What's more, the high-deductible, consumer-directed insurance trend is only expected to escalate in the coming years. Employers want workers to pick up more of the healthcare tab so that they will make smarter and more cost-effective health choices, and as they shift more of the financial burden onto workers, some employers are also trying to give them cost-saving options to make their healthcare dollars go further. With large companies and payers watching intently, a handful of employers have entered into deals with international hospitals to offer medical travel benefits as part of their self-insured plans.
"Employers are asking for innovative solutions around reducing their overall healthcare spend," Vishal Bali, CEO of Wockhardt Hospitals Group, tells me in this month's issue. "Hospitals in the United States are not going to be able to change their cost structures. Then what are the other options? Looking at our global options for reducing healthcare costs."
For sure, not everyone is convinced that droves of insured Americans will flee to private hospitals abroad. But considering the financial outlook of the healthcare system, and the fact that global competitors are focusing on traditionally high-dollar elective procedures, it may not take millions of patients to hurt U.S. healthcare's bottom line. At the end of last year, Moody's Investor Services downgraded the healthcare industry's 12- to 18-month outlook from stable to negative. Moody's predicts that in a tough economy, fewer paying patients will seek care, particularly in costly elective surgeries. In fact, the American Hospital Association released data supporting this outlook. The AHA says admissions and elective procedures are both down across the nation.

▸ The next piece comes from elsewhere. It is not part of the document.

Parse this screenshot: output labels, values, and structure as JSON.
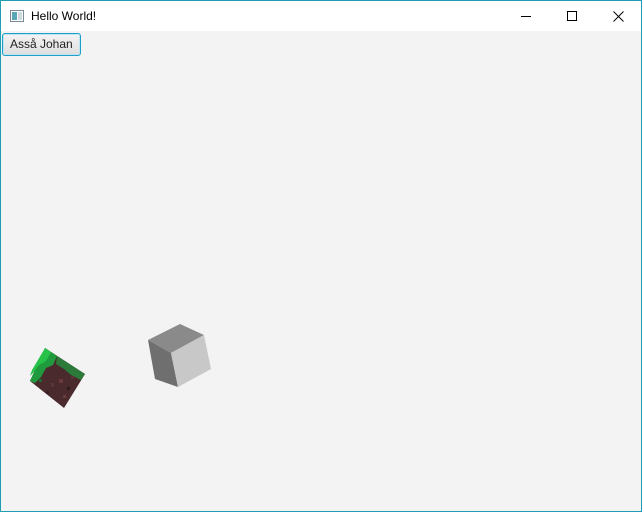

But at the same time remember that we are in the midst of a global recession, so these trends are not solely impacting U.S. providers. For sure, private healthcare organizations abroad are running against the same consumer mentality. Regardless of geographic location, when people face financial insecurity, even necessary elective procedures become luxury items. Added to the weak economic outlook are recent stories of terrorism and other security issues affecting medical travel destinations like India, Thailand, and Mexico, and predicting globalization's near-term impact on healthcare is a muddy forecast at best.